The episode received mostly positive reviews from online critics, who generally commended its "structural cleverness" while criticizing its "weak" plot.

==Plot==
When Zoey's ex-husband, the Captain, unexpectedly calls Ted, the gang reminisces about what happened when they last saw him a year and a half earlier. Ted tells Barney and Marshall that he, Robin, and Lily had attended a gallery opening a year and a half ago, after Ted and Zoey had broken up and he was dating Becky. The Captain and his art consultant Shelly showed up at the gallery; Ted recalled the Captain looked tense but had invited them all to view a painting at his apartment. After he threatened Ted with a harpoon gun, Ted claims that the Captain mentioned he had moved on. However, Ted screamed upon seeing that the Captain had a picture of Becky.

When Ted calls the Captain, he asks for Robin's number. Robin tells the guys her part of the story, revealing that Ted was high on a "sandwich" (Note: In past episodes, Future Ted has used the word "sandwich" as a euphemism for marijuana.) and the Captain was hitting on her, making her feel uncomfortable. At the Captain's apartment, she walked into his bedroom and saw the Captain lying on the bed in a seductive manner. According to Robin, she turned him down. On the advice of the group, she calls the Captain to tell him she is engaged. It is then revealed that the Captain has been referring to Lily, having mixed up Robin and Lily's names.

Lily tells her side of the story, revealing to the group that Robin was actually drunk at the gallery opening, and was flirting with the Captain, while the picture Ted saw was of a yacht magazine cover with a small photo of Becky in the corner. When the Captain showed Lily the abstract masterpiece he had acquired in his bedroom, Lily felt that the elephant painting from the gallery would look better, though he dismissed her opinion because she was a kindergarten teacher. Lily took those words to heart, and stole his ashtray in retaliation.

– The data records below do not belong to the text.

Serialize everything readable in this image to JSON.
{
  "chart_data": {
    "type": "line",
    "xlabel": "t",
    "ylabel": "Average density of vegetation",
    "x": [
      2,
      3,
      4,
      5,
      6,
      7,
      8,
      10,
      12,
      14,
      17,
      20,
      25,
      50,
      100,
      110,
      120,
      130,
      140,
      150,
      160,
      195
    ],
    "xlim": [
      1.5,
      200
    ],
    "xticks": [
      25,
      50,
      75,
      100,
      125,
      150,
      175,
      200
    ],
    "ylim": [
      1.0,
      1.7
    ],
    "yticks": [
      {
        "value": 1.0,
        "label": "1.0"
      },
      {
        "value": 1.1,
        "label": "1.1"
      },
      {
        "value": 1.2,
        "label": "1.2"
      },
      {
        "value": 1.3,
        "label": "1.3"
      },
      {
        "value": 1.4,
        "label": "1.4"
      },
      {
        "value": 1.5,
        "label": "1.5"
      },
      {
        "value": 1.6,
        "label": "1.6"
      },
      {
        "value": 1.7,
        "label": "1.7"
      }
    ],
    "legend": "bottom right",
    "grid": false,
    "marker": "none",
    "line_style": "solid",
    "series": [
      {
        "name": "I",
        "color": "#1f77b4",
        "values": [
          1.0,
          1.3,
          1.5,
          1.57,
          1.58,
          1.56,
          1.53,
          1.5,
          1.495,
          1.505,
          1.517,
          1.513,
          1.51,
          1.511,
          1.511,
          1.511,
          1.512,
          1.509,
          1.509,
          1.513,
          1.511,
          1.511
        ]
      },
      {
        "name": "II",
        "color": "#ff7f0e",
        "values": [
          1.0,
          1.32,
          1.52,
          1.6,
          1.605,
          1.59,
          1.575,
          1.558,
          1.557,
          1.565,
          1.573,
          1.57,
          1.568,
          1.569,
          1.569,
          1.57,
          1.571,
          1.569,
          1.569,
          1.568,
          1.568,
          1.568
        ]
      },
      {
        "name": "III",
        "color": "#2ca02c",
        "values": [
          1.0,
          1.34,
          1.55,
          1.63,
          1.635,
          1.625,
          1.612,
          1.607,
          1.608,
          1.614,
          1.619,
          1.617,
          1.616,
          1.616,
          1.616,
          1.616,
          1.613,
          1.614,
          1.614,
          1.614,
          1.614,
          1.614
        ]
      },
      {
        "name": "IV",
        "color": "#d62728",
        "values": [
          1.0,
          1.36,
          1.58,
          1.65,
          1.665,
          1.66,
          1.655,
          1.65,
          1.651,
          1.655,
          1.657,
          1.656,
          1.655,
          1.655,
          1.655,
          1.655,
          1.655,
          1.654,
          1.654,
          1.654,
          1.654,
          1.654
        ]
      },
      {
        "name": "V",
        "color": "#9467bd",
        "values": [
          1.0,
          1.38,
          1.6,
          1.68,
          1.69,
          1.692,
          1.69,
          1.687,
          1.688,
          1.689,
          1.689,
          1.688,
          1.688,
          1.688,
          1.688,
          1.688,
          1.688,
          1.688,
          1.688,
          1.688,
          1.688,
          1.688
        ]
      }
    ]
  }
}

Marshall and Lily proceed to argue with each other, with Lily admitting that she regrets not following her artistic dreams and deciding to be a mother instead. Though Marshall reassures her that she will be able to pursue her art career some day, Lily worries about her dimming chances.

Meanwhile, Barney repeatedly attempts to insert himself into Ted, Robin, and Lily's story. He eventually admits that while everyone else has something they are passionate about, Barney feels the only thing that makes him stand out is being involved in crazy stories. Ted and Robin invent a part of the story where Barney seduces the Captain's art consultant using a play from "The Playbook" so Barney is included.

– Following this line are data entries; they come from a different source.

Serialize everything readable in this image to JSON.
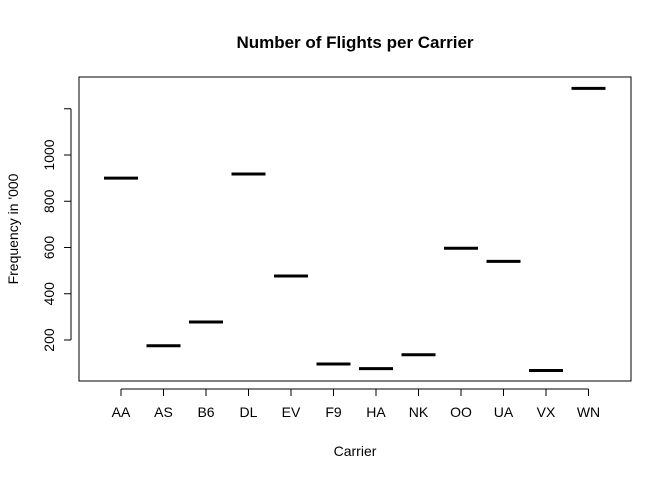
{
  "chart_data": {
    "type": "bar",
    "title": "Number of Flights per Carrier",
    "xlabel": "Carrier",
    "ylabel": "Frequency in '000",
    "categories": [
      "AA",
      "AS",
      "B6",
      "DL",
      "EV",
      "F9",
      "HA",
      "NK",
      "OO",
      "UA",
      "VX",
      "WN"
    ],
    "values": [
      900,
      175,
      278,
      918,
      477,
      96,
      76,
      136,
      597,
      540,
      68,
      1288
    ],
    "yticks": [
      200,
      400,
      600,
      800,
      1000
    ],
    "ylim": [
      0,
      1330
    ],
    "grid": false,
    "colors": {
      "line": "#000000",
      "axis": "#000000"
    }
  }
}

The next morning, Lily meets the Captain at his apartment to return the ashtray and finds out why he needed to see her – after that gallery opening, he bought the elephant painting and hung it in his bedroom. He is now selling it for $4,000,000, after the artist had become a star in the last year and a half. To make it up to Lily for his harsh words to her, he offers Lily a job as his new art consultant. The episode concludes with the group celebrating Lily's new job.

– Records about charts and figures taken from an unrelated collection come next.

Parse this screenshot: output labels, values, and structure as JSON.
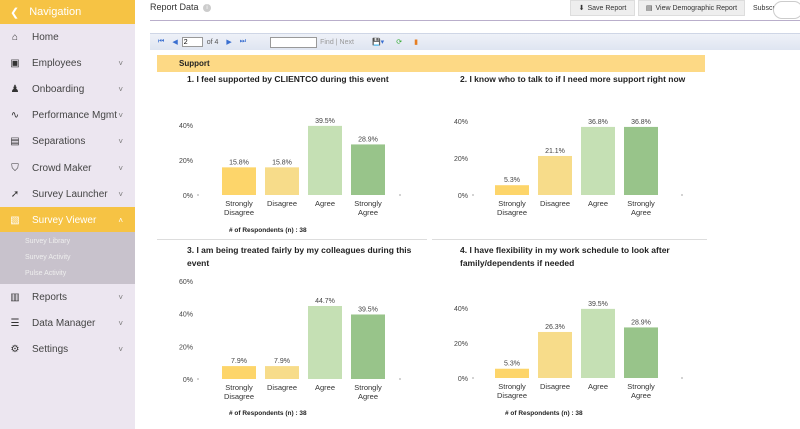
{
  "sidebar": {
    "header": "Navigation",
    "items": [
      {
        "label": "Home",
        "icon": "home-icon",
        "glyph": "⌂",
        "chevron": false
      },
      {
        "label": "Employees",
        "icon": "id-card-icon",
        "glyph": "▣",
        "chevron": true
      },
      {
        "label": "Onboarding",
        "icon": "user-plus-icon",
        "glyph": "♟",
        "chevron": true
      },
      {
        "label": "Performance Mgmt",
        "icon": "pulse-icon",
        "glyph": "∿",
        "chevron": true
      },
      {
        "label": "Separations",
        "icon": "document-icon",
        "glyph": "▤",
        "chevron": true
      },
      {
        "label": "Crowd Maker",
        "icon": "crowd-icon",
        "glyph": "⛉",
        "chevron": true
      },
      {
        "label": "Survey Launcher",
        "icon": "rocket-icon",
        "glyph": "➚",
        "chevron": true
      },
      {
        "label": "Survey Viewer",
        "icon": "survey-icon",
        "glyph": "▧",
        "chevron": true,
        "active": true
      },
      {
        "label": "Reports",
        "icon": "bar-chart-icon",
        "glyph": "▥",
        "chevron": true
      },
      {
        "label": "Data Manager",
        "icon": "database-icon",
        "glyph": "☰",
        "chevron": true
      },
      {
        "label": "Settings",
        "icon": "gear-icon",
        "glyph": "⚙",
        "chevron": true
      }
    ],
    "subitems": [
      "Survey Library",
      "Survey Activity",
      "Pulse Activity"
    ]
  },
  "header": {
    "title": "Report Data",
    "save": "Save Report",
    "demographic": "View Demographic Report",
    "subscribe": "Subscribe"
  },
  "toolbar": {
    "page": "2",
    "of": "of 4",
    "find": "Find",
    "sep": "|",
    "next": "Next"
  },
  "section": "Support",
  "colors": {
    "accent": "#f6c344",
    "bars": [
      "#fdd56a",
      "#f7dc8a",
      "#c5e0b4",
      "#98c48a"
    ]
  },
  "chart_data": [
    {
      "type": "bar",
      "title": "1. I feel supported by CLIENTCO during this event",
      "categories": [
        "Strongly Disagree",
        "Disagree",
        "Agree",
        "Strongly Agree"
      ],
      "values": [
        15.8,
        15.8,
        39.5,
        28.9
      ],
      "yticks": [
        "0%",
        "20%",
        "40%"
      ],
      "ylim": [
        0,
        40
      ],
      "footer": "# of Respondents (n) : 38"
    },
    {
      "type": "bar",
      "title": "2. I know who to talk to if I need more support right now",
      "categories": [
        "Strongly Disagree",
        "Disagree",
        "Agree",
        "Strongly Agree"
      ],
      "values": [
        5.3,
        21.1,
        36.8,
        36.8
      ],
      "yticks": [
        "0%",
        "20%",
        "40%"
      ],
      "ylim": [
        0,
        40
      ],
      "footer": ""
    },
    {
      "type": "bar",
      "title": "3. I am being treated fairly by my colleagues during this event",
      "categories": [
        "Strongly Disagree",
        "Disagree",
        "Agree",
        "Strongly Agree"
      ],
      "values": [
        7.9,
        7.9,
        44.7,
        39.5
      ],
      "yticks": [
        "0%",
        "20%",
        "40%",
        "60%"
      ],
      "ylim": [
        0,
        60
      ],
      "footer": "# of Respondents (n) : 38"
    },
    {
      "type": "bar",
      "title": "4. I have flexibility in my work schedule to look after family/dependents if needed",
      "categories": [
        "Strongly Disagree",
        "Disagree",
        "Agree",
        "Strongly Agree"
      ],
      "values": [
        5.3,
        26.3,
        39.5,
        28.9
      ],
      "yticks": [
        "0%",
        "20%",
        "40%"
      ],
      "ylim": [
        0,
        40
      ],
      "footer": "# of Respondents (n) : 38"
    }
  ]
}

In the post-credits scene, Barney is shown seducing Shelly at the art show, suggesting that he really was there.

==Critical reception==
Max Nicholson of IGN gave "The Ashtray" a score of 7.7 out of 10, stating that though the episode has a "middling C story", overall it "was bolstered by a clever use of story structure and much needed character development for Lily." Farihah Zaman of The A.V. Club gave the episode a B. Kevin Fitzpatrick of ScreenCrush gave it a positive review, albeit with reservations, stating that the episode's use of multiple perspectives is overall "a tried and true formula for tonight's 'How I Met Your Mother,' but one showing as much gray hairs as The Captain himself." Alan Sepinwall of Uproxx expressed that the episode "wasn't great, but it was at least a reminder of the structural cleverness 'HIMYM' has played with at its best."

Phoebe Reilly of Vulture gave the episode one out of five stars, panning the episode's flashback-based storyline which she called "flimsy" and "irrelevant".